Deux jours après l’allocution du président Félix Tshisekedi devant le corps diplomatique, le Cadre de concertation des forces politiques et sociales hausse le ton.
Dans une déclaration rendue publique le 3 février à Bruxelles et à Kinshasa, cette plateforme d’opposition rejette toute initiative de dialogue national décidée unilatéralement par le chef de l’État, qu’elle considère comme « partie prenante à la crise ».
Pour le Cadre de concertation, la tenue d’un dialogue national inclusif et représentatif est devenue une « exigence politique nationale », dans un contexte marqué par une crise multidimensionnelle, la poursuite des violences armées et l’aggravation des souffrances sociales.
Mais un tel processus, insiste-t-il, ne saurait être crédible s’il est encadré, organisé et orienté par le pouvoir en place.
La plateforme fustige notamment la volonté présidentielle de fixer seule le lieu, les modalités et le périmètre des débats. Une démarche qui, selon elle, vide le dialogue de sa substance et le réduit à un exercice formel destiné à consolider l’autorité du régime.

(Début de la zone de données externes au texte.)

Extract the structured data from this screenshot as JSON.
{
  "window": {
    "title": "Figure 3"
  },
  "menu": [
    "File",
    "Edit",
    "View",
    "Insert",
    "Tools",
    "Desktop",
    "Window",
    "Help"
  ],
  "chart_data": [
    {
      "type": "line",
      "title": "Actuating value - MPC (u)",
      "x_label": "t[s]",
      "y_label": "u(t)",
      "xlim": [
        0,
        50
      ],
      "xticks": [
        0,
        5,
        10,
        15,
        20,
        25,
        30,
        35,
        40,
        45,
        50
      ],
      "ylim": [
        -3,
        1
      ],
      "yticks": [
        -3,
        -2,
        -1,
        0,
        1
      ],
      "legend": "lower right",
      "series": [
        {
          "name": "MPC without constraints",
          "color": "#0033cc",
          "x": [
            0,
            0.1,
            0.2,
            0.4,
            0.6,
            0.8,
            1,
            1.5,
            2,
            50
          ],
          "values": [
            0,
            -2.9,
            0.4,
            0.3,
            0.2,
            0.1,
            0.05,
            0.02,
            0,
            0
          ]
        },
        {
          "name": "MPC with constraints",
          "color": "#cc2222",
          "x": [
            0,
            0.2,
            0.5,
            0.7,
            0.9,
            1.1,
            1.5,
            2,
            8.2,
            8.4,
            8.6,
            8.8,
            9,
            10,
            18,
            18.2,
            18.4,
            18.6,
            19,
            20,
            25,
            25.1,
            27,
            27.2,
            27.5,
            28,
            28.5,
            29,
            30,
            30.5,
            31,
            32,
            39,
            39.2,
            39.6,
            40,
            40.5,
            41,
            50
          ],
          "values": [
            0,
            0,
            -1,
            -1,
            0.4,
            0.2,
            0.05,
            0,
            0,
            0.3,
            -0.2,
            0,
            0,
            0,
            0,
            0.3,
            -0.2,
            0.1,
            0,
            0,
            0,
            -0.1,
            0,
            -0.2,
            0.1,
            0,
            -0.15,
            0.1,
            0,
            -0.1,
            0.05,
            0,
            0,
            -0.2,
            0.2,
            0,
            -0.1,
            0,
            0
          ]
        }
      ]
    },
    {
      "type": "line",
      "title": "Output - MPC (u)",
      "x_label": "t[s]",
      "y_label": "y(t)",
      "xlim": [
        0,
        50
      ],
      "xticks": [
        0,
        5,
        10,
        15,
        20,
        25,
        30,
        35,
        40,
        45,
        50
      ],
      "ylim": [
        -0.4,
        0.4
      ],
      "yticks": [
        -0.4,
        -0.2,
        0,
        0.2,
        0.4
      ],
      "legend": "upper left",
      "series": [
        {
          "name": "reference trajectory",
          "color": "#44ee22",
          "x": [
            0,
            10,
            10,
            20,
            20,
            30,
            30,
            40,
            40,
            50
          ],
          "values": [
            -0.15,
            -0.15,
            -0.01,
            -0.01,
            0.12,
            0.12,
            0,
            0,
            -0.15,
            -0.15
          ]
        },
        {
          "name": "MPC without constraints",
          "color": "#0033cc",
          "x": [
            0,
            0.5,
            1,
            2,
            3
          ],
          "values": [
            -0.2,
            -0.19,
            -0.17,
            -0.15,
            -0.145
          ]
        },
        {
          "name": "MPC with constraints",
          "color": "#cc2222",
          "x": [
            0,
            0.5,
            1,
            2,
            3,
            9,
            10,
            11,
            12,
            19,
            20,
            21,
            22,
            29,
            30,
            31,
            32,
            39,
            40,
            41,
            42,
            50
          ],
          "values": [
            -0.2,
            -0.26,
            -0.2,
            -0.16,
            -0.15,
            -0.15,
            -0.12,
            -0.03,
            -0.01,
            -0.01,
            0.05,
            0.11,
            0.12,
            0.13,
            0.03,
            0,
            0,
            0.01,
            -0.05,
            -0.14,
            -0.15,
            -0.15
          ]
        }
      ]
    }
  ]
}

Elle dénonce aussi l’exclusion de certains acteurs politiques sur la base de décisions judiciaires qualifiées d’« iniques », ainsi qu’une lecture « partisane » de la Constitution.
Autre ligne rouge : confier l’organisation du dialogue aux seules institutions en place.
Issues d’élections « largement contestées », celles-ci ne disposeraient ni de la légitimité morale ni de la crédibilité politique nécessaires pour conduire un processus censé sortir le pays de l’impasse, estime le Cadre de concertation.
Se disant favorable à un dialogue « véritablement inclusif », la plateforme plaide pour une médiation neutre et indépendante, à l’image de celle proposée par la mission conjointe ECC-CENCO, validée par l’Union africaine.
Elle appelle enfin les forces politiques, sociales et citoyennes à se mobiliser en faveur d’un « Pacte républicain » fondé sur la vérité, la justice et la souveraineté populaire.